How to Choose an Executor of Your Will


A lot of people prepare a will so that they can pass their assets to their loved ones. When you are creating your will, it is essential that you consider who will carry out your wishes when you are gone. An executor will have an important role when you pass away and this is why you should put a lot of thought into who you choose for this duty.

First, let’s find out more about an executor of a will and how you can choose the best executor for your situation.

What is the Role of an Executor?

The role of an executor is essential for carrying out the wishes in your will. They will follow your instructions so that everything can go as you want it to when you die. This involves dividing your assets among family and friends and trying to sort out any problems if they were to arise.

Some executors will have to make difficult decisions even if you think your will is straight forward. For example, there may be circumstances when property has to be sold so that people can inherit more money and their share. In addition, the executor will be in charge of ensuring the correct amount of inheritance tax, capital gains and income tax to be paid. With so much responsibility, it is essential to choose the right person for the role.

Who Can Be an Executor?

In most cases, anybody can be an executor. You just have to be over the age of 18 years old and have the capacity to carry out the duty. For example, this role is often given to family members in a will, even if they are going to be inheriting assets. This can be a child, grandchild or a sibling, as well as a husband or wife. All that is important is that you trust that person with your will and believe they can carry out the role effectively when you pass away. Be aware that your close family will be grieving for you after your death. Naming them as an executor may cause them a lot of stress and paperwork when it is not beneficial at that time in their life. This is something to bear in mind when you are making your decision.

It is also possible to make your solicitor or an accountant the executor of your will. They will have the financial and legal knowledge to be able to carry out the role effectively. Of course, this is a service and you will have to pay to make a professional the executor of your will. But this might offer you peace of mind and you can know that your wishes will be followed by somebody that knows what they are doing. Just ensure you know how you will be charged for their services, whether this is a bill or by them taking a share of your estate.

In some cases, a public trustee can be appointed as your executor. But this will only be in rare cases. For example, this can happen if you leave all of your assets to one person and they cannot be the executor. This might become a reality if the person does not have capacity or is a child.

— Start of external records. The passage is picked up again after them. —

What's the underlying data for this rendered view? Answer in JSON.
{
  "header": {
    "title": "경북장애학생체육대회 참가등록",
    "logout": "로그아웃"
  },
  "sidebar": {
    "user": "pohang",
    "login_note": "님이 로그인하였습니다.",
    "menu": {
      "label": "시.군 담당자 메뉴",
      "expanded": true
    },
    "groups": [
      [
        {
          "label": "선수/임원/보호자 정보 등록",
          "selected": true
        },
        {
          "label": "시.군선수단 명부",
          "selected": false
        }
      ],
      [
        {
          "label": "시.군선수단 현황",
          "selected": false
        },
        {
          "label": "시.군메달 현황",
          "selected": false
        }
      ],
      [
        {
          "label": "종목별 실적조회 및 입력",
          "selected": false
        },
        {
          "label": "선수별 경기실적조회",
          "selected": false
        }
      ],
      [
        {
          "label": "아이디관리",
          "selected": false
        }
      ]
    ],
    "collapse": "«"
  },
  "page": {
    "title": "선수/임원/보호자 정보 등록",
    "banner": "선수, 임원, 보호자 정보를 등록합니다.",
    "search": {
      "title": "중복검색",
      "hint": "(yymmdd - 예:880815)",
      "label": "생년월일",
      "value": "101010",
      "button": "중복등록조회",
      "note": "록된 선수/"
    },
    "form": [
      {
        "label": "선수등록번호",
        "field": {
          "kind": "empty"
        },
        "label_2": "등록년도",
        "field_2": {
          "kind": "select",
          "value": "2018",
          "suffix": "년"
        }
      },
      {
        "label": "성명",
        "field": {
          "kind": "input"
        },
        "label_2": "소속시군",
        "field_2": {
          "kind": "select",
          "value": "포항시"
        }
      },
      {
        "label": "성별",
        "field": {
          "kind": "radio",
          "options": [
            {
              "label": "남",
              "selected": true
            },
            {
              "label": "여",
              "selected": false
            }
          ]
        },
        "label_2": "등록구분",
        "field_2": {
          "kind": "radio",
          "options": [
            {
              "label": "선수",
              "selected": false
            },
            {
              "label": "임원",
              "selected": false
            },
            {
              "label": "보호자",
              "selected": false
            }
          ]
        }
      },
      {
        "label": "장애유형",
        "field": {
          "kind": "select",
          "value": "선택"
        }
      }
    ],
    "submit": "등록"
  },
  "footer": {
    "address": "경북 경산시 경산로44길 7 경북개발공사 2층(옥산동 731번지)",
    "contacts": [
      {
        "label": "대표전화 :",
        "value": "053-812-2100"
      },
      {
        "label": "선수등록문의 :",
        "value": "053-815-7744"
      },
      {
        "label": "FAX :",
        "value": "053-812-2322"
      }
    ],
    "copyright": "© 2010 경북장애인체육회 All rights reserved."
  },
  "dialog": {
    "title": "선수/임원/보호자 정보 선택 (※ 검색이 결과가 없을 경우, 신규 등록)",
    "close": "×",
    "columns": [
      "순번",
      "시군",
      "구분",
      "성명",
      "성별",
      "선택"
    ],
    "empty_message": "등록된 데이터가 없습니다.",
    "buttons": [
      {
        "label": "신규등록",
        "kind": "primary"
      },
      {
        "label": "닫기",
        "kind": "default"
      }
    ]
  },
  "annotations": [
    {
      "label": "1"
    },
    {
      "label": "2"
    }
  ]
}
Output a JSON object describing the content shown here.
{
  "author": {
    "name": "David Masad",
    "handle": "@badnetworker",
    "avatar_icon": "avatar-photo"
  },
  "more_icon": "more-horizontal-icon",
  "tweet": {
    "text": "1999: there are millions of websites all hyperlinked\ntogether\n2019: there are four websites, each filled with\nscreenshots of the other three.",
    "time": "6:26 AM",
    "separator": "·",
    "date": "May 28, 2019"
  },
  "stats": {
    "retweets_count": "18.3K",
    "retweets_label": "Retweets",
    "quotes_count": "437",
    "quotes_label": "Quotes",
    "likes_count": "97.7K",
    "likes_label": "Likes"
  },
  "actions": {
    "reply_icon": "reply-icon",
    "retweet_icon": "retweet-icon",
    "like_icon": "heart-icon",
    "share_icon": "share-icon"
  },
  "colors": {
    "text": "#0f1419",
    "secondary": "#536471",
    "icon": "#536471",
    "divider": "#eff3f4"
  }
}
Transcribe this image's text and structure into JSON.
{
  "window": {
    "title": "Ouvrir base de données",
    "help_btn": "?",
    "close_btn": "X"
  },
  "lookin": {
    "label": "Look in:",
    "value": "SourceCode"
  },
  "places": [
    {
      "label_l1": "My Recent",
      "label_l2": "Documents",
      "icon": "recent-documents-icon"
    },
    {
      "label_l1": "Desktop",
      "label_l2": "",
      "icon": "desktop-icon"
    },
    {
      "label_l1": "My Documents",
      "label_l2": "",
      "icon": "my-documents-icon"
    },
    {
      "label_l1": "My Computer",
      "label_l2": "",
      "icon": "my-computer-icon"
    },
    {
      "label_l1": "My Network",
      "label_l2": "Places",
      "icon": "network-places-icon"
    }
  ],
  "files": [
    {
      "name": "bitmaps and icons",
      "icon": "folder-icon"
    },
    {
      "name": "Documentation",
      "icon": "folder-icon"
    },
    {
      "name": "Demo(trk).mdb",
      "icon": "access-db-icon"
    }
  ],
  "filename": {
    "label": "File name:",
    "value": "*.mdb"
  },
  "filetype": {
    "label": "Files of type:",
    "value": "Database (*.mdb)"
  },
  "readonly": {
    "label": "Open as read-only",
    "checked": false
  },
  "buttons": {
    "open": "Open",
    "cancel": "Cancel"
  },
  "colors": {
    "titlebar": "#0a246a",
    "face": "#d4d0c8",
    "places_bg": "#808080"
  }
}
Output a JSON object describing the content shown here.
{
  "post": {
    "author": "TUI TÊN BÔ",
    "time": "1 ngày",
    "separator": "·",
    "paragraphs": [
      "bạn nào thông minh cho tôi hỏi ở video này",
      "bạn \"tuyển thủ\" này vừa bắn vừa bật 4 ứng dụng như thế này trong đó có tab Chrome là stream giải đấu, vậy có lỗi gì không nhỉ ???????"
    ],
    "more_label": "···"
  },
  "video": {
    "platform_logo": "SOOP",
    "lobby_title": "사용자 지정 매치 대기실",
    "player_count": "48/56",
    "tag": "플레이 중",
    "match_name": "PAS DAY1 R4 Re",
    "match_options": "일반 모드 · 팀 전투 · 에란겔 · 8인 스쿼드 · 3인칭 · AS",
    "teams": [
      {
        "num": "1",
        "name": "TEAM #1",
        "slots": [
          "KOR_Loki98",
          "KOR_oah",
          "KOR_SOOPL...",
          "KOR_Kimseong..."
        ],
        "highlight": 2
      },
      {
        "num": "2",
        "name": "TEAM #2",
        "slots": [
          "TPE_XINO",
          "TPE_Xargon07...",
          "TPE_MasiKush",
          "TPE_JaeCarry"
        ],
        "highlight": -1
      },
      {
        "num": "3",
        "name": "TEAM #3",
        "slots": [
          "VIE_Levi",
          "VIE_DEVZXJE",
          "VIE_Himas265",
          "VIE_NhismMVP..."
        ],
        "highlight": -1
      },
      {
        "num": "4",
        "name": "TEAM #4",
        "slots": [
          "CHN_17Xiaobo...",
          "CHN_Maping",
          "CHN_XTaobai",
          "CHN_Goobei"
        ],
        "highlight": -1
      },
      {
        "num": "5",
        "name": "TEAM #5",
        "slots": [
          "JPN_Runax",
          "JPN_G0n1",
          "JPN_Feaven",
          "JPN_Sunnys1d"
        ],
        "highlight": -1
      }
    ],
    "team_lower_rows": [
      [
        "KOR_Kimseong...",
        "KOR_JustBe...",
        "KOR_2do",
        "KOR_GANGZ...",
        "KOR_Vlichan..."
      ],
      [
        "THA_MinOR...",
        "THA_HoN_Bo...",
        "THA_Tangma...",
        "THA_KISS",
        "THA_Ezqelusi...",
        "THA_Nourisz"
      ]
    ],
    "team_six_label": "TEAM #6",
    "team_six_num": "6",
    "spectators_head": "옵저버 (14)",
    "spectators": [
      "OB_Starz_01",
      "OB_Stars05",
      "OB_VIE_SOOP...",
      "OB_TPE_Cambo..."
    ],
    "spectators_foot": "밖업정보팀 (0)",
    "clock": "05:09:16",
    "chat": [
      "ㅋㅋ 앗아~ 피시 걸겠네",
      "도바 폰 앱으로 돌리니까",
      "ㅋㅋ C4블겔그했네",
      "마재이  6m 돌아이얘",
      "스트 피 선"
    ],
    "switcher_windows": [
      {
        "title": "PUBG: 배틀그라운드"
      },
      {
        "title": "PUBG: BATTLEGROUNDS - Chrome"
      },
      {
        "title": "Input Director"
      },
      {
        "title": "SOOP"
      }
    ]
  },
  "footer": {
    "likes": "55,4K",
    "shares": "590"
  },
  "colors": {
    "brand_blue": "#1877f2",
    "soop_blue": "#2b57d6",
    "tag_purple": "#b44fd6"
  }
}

Be aware that you can choose more than one executor for your will. In some cases, this can be a good thing and will allow the work to be shared out. If your will is complicated or you think your executors may become stressed, you can choose more than one. In addition, it also prepares for an event when one of your executors die. You can name up to four executors.

How Do I Choose an Executor?

One of the most important things about choosing an executor for a will is to select somebody you trust. They can be anybody that is in your life but you want to know that they will carry out your wishes to the best of your ability. They should also know how to deal with any disagreements and be able to reach fair solutions in case this happens with your will.

It is recommended that you inform the person you wish to be your executor. This way, they can know that they have this duty and you can make sure that they are able to cope with it. If they have an objection, it is best to select somebody else to be your executor instead.

When you have selected who is going to be the executor of your will, make sure that their details are easy to find. This should include their full name and address. They will have to be contacted when you pass away in order to begin their duties. The last thing you want is for there to be trouble finding them.